The President went on to state that of recent said leaders had been discoursing on diverse fields that were way beyond their competencies.

“A traditional leader customarily presides over matters other elders of his clan deliberate on, summing up their conclusions and stamping their resolutions, He is not supposed to be the lawyer, the complainant, the plaintive, the jury and the judge all rolled into one as has become the norm with some of them these days. A traditional leader who goes on media talking of everything but that to which he was mandated has crossed lines he shouldn’t have,” he said.

President Bihi said if that anomaly does not cease on the part of said leaders as it should then one should be prepared for the consequences.

“Culture is culture. Politics is politics. The two do not mix. Clan leaders who meddle in politics must bear the consequences of their actions if they do not desist from doing so as they should,” he said.

The other leaders, too, echoed similar conclusions asking traditional leaders to refrain from undue meddling in politics unbecoming of their roles and mandates.

A number of traditional leaders both in Hargeisa and Las Anod had, of late, assumed political roles in which they argued that they had a right to lead political talks between the Republic of Somaliland and Somalia which had not reached any binding conclusions since 2012 when they started.

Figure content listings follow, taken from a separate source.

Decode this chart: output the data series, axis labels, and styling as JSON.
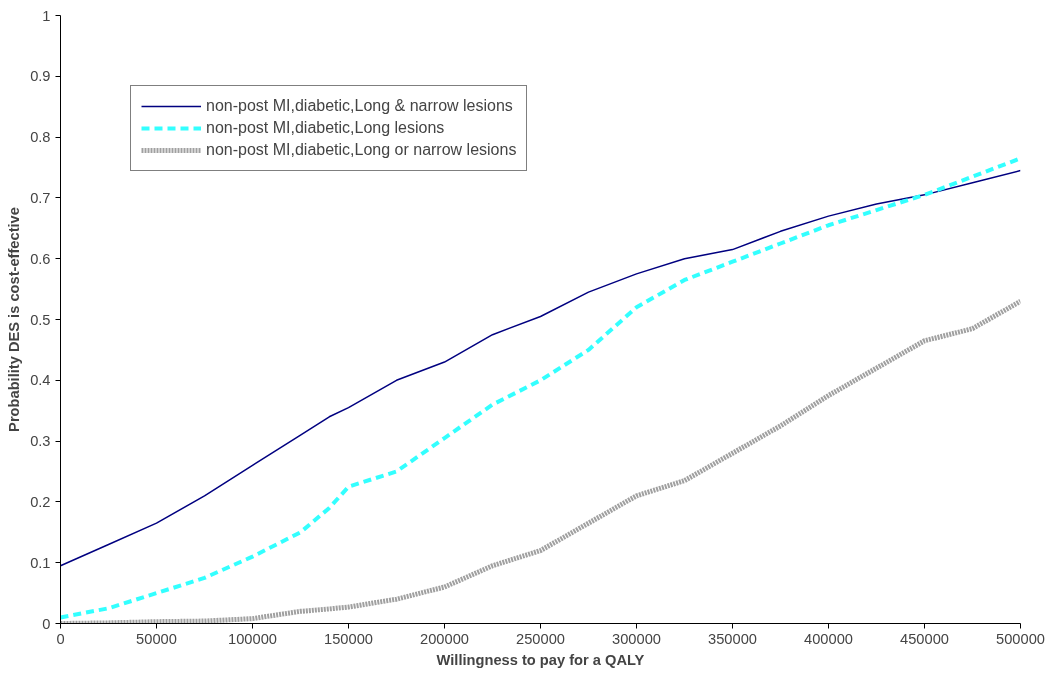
{
  "chart_data": {
    "type": "line",
    "xlabel": "Willingness to pay for a QALY",
    "ylabel": "Probability DES is cost-effective",
    "x": [
      0,
      25000,
      50000,
      75000,
      100000,
      125000,
      140000,
      150000,
      175000,
      200000,
      225000,
      250000,
      275000,
      300000,
      325000,
      350000,
      375000,
      400000,
      425000,
      450000,
      475000,
      500000
    ],
    "series": [
      {
        "name": "non-post MI,diabetic,Long & narrow lesions",
        "color": "#000080",
        "line_style": "solid",
        "values": [
          0.095,
          0.13,
          0.165,
          0.21,
          0.26,
          0.31,
          0.34,
          0.355,
          0.4,
          0.43,
          0.475,
          0.505,
          0.545,
          0.575,
          0.6,
          0.615,
          0.645,
          0.67,
          0.69,
          0.705,
          0.725,
          0.745
        ]
      },
      {
        "name": "non-post MI,diabetic,Long lesions",
        "color": "#33ffff",
        "line_style": "dashed",
        "values": [
          0.01,
          0.025,
          0.05,
          0.075,
          0.11,
          0.15,
          0.19,
          0.225,
          0.25,
          0.305,
          0.36,
          0.4,
          0.45,
          0.52,
          0.565,
          0.595,
          0.625,
          0.655,
          0.68,
          0.705,
          0.735,
          0.765
        ]
      },
      {
        "name": "non-post MI,diabetic,Long or narrow lesions",
        "color": "#a0a0a0",
        "line_style": "dotted",
        "values": [
          0,
          0.001,
          0.003,
          0.004,
          0.008,
          0.02,
          0.024,
          0.027,
          0.04,
          0.06,
          0.095,
          0.12,
          0.165,
          0.21,
          0.235,
          0.28,
          0.325,
          0.375,
          0.42,
          0.465,
          0.485,
          0.53
        ]
      }
    ],
    "xlim": [
      0,
      500000
    ],
    "xticks": [
      0,
      50000,
      100000,
      150000,
      200000,
      250000,
      300000,
      350000,
      400000,
      450000,
      500000
    ],
    "ylim": [
      0,
      1
    ],
    "yticks": [
      0,
      0.1,
      0.2,
      0.3,
      0.4,
      0.5,
      0.6,
      0.7,
      0.8,
      0.9,
      1
    ],
    "grid": false,
    "legend": "top left",
    "marker": "none"
  }
}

The burst into public limelight through media events coincided suspiciously with the Prime Minister of Somalia, Hassan Ali Khairre, letting it known that he was going to lead the Somalia side of the talks. The Federal Somalia PM made his intentions known right after a visit he made to Addis Ababa ensconcing with the Ethiopian Premier who was said to be keen on taking a leading, mediator role of the talks.

The coincidence was made more suspect by the fact that: (a) The Somalia PM office had, since 2017, been orchestrating activities sabotaging the fabric of Somaliland unity and its determination to restore an independence it lost to Somalia in 1960 through a rash zeal on its part for a Greater Somalia republic which included Djibouti, NFD and large parts of present-day Ethiopia; (b) Prime Minister Abiy Ahmed showed an unhealthy affinity to Somalia President, Mohamed Abdullahi Faramajo, even though Somaliland had stood by his country through thick and thin for the past 30 years where he was, in the meanwhile, losing life and material on Somalia; (c) The Ethiopian PM had not concealed ambitions to unite the Horn of Africa region under a hegemony he led on the guise of regional ‘economic’ and ‘socials’ blocks; and (d) that neither Somalia nor Ethiopia had not for once acknowledged the legal and historical rights and precedents of the Somaliland claim nor its exemplary, separate track record since 1991.